Of Mercenaries and Majorities



By Rep. David Eastman

There are pros and cons to having your favorite candidates win on Election Day. The pros are no secret, so I will mention some of the cons. To the voter, having your candidate win on Election Day, especially if it’s a really big win (like a presidential election), is usually your trigger to checkout from the political process for a while.

You rooted hard for your guy, and when the final score was announced, (figuratively speaking) your guy won the political world series, so instead of continuing to track baseball, maybe now it’s time to switch to basketball or hockey. In any case, rooting for your guy took time and attention away from other things. Those other things are important too, and many supporters of winning candidates checkout of politics for that reason alone.

Just know that as soon as you checkout, there’s someone standing right there, waiting to fill the vacuum. Usually that someone takes the form of a lobbyist or special interest group. They put their arm around your guy, point out how happy he made you by getting elected, and now that your attention is elsewhere, they explain that it’s time for your guy to give his attention to them. He made you happy, now he can afford to make the special interest group happy.

When he does, the tendency is for you to overlook it. After all, he’s your guy. Meanwhile, the lobbyist keeps pointing out to your guy that the next election is a really long way away, and you will probably have forgotten about whatever he did long before it’s time for him to start campaigning again.

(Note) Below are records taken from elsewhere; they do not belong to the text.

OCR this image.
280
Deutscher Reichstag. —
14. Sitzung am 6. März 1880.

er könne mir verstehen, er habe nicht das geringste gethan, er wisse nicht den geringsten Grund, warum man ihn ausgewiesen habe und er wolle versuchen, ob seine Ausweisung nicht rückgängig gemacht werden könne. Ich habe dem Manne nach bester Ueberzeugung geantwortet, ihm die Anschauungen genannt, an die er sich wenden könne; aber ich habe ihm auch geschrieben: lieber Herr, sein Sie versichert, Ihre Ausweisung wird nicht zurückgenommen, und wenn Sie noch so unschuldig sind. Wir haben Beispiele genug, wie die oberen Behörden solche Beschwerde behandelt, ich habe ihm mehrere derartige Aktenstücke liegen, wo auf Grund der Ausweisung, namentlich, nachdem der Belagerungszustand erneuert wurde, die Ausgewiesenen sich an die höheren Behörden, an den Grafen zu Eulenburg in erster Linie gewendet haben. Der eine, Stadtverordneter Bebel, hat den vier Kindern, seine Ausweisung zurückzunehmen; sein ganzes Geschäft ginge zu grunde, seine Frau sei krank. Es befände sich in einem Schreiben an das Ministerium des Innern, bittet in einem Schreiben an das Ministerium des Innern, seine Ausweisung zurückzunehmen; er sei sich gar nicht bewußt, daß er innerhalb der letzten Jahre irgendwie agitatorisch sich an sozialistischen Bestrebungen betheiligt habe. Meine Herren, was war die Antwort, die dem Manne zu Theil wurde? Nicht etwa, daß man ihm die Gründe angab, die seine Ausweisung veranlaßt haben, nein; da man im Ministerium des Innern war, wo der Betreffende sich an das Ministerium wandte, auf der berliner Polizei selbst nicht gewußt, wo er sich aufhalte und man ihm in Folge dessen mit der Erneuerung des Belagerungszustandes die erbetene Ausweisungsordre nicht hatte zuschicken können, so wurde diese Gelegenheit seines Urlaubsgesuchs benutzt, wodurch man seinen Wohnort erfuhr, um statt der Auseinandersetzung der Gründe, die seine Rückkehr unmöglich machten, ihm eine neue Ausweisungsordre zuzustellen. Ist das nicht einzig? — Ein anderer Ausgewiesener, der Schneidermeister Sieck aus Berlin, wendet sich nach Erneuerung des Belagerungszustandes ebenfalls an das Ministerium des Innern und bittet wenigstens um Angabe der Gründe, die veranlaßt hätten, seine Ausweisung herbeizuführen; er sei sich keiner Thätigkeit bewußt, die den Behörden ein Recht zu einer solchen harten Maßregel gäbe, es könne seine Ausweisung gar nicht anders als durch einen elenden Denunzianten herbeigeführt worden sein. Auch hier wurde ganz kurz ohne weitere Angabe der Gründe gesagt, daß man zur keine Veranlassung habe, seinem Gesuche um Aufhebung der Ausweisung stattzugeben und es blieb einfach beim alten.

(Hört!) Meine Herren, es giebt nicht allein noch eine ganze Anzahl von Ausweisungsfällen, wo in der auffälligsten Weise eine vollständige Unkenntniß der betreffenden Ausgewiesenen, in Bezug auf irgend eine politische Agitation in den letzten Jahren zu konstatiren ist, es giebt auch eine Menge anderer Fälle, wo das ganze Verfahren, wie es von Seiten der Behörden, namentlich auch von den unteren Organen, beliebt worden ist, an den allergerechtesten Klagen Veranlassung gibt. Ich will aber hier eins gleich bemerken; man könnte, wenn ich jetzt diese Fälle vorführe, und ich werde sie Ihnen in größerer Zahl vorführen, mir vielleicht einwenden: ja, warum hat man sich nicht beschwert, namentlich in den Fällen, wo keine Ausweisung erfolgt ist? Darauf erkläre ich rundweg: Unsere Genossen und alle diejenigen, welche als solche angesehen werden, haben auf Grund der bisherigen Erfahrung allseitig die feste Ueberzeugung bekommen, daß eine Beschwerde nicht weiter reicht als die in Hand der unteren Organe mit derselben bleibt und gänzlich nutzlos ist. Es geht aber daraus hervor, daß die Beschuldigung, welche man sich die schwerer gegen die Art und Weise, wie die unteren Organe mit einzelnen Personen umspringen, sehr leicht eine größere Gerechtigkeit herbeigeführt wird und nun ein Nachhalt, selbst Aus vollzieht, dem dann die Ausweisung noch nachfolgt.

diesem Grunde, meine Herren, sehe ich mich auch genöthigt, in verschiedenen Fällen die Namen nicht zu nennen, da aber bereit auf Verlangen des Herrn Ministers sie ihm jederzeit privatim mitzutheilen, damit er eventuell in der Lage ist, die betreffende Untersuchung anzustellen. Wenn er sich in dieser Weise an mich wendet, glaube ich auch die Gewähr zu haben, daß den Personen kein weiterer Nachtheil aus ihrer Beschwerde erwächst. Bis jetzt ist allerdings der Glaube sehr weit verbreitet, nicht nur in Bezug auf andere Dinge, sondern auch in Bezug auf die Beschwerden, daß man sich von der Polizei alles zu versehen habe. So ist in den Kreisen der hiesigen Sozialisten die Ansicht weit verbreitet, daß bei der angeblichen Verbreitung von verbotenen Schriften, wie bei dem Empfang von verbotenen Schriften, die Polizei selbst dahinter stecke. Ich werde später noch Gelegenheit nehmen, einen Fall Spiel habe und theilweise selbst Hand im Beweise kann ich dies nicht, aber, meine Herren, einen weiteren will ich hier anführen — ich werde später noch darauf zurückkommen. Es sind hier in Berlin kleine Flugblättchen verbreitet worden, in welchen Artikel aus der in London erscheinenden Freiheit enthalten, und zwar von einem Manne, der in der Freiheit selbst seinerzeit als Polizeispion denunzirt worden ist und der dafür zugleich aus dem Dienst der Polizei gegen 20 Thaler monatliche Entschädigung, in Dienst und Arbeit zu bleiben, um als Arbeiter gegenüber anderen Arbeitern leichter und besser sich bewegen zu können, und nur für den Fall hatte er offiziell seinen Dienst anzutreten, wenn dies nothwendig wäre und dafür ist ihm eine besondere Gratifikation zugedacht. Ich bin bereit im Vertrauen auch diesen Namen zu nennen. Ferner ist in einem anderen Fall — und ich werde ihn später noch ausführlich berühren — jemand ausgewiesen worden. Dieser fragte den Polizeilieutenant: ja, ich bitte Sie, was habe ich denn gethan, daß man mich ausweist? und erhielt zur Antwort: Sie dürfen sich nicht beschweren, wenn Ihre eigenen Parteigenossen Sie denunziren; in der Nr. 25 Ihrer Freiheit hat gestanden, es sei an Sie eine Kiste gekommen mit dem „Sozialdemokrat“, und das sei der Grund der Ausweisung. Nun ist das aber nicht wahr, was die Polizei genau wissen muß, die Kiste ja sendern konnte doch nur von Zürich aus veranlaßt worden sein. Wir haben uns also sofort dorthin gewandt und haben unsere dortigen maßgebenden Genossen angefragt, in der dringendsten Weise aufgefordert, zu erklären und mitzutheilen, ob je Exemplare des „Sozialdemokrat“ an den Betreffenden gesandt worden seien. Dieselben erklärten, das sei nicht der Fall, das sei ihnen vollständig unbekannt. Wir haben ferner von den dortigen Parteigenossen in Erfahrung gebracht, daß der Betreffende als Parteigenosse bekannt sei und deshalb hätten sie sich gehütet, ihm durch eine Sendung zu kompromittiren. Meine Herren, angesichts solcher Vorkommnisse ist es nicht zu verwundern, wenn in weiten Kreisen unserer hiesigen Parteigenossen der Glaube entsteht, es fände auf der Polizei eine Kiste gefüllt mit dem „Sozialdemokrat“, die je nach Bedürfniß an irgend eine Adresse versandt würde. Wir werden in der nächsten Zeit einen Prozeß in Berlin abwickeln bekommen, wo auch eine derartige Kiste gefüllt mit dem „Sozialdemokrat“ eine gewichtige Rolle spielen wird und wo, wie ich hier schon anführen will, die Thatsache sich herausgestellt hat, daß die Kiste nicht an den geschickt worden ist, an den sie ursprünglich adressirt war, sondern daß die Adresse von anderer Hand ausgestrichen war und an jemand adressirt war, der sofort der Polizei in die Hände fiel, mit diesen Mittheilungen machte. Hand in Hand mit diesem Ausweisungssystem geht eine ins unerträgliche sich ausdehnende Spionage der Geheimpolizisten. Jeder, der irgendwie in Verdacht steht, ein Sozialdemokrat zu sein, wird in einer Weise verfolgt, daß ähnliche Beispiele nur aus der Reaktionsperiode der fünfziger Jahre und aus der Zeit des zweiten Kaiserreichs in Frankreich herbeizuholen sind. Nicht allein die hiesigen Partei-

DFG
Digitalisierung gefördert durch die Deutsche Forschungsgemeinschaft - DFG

And often times the lobbyist is right, you won’t remember. In fact, the lobbyists and politicians count on it. This phenomenon plays out election after election in every state capital, and it makes the period of time immediately after an election one of the most important. It’s at this point that those in office are counting noses to see who is still left in the room. And while the cat’s away, the mice can play.

I have a name for the weeks right after an election. I call it “Mercenary Search”. You see, once candidates are elected, Juneau immediately absolves them of any campaign promises they made, and any allegiances they have to the positions of their political party: “It’s what you had to say and do to get elected. We understand. We won’t hold it against you. Now let’s get down to business.”

In the Alaska House of Representatives, most decisions are made by a majority of the 40 elected legislators. So if you want to control a particular decision you only need to know how 21 of those legislators are going to vote. The other 19 might vote with you, or they might not—but it doesn’t matter. As a legislator, if you line up 20 other legislators behind you, your policy is going to pass. With 21, you also can kill any policy you don’t feel like supporting.

In high school government class, you might have envisioned legislators sitting around debating the merits of this policy or that policy before passing a law. That’s too exhausting. Most things become law through a very different process. “Mercenary Search” plays an important part in that process.


 
 

Immediately after an election, the search for legislative mercenaries begins. A mercenary is a legislator who will vote the way you want them to, not because they believe in a particular policy, but simply because it’s you who is asking them to. As a legislator, if you can find 20 legislative mercenaries willing to vote with you whenever you ask them to, you never again have to worry about the debate going your way. You can lose the debate magnificently, but still be assured of winning the day if there are 20 other legislators who will vote your way.

It also makes you the most powerful person in the state house. If legislators have already committed to do what you ask, lobbyists in need of a policy won’t waste time talking with those other legislators—they’ll come straight to you.

Of course, mercenaries aren’t free. They like to be paid, and each will have negotiated something in return for their services. For one legislator, it might be your support in getting a particular policy passed. For another, it might be a particular leadership position or committee assignment with a larger office and more staff to work for them.

With 20 other legislators behind you, you control who runs every committee, which bills become law, how many employees a legislator can hire, who gets which office in the capital building; pretty much everything- even down to which parking space each legislator gets assigned. In other words, you have plenty of booty to dole out in exchange for continued loyalty from the other 20. And no matter how bad the policy is that you are voting for, each of the 21 legislators can point out that they shouldn’t receive too much criticism because 20 other legislators voted for it too.

“Mercenary Search” ends when all of the legislators willing to offer their services in exchange for booty have been recruited. That number may be zero, or it may be 39 (note: it’s a high enough number that every new legislator is assumed automatically to be a mercenary on some level until proven otherwise). If you can’t find any mercenaries to join a binding caucus, then you may have to do the unthinkable—you may have to try to sell each legislator individually on the merits of every single bill. But that would be ridiculous—it’s much, much easier to just recruit a majority of legislative mercenaries, if you can find them.

Rep. David Eastman has served in the Alaska State House representing the Mat-Su since 2017; He ran on a platform of fighting for genuine conservative reform, fiscally and socially, and remains committed to delivering on that promise.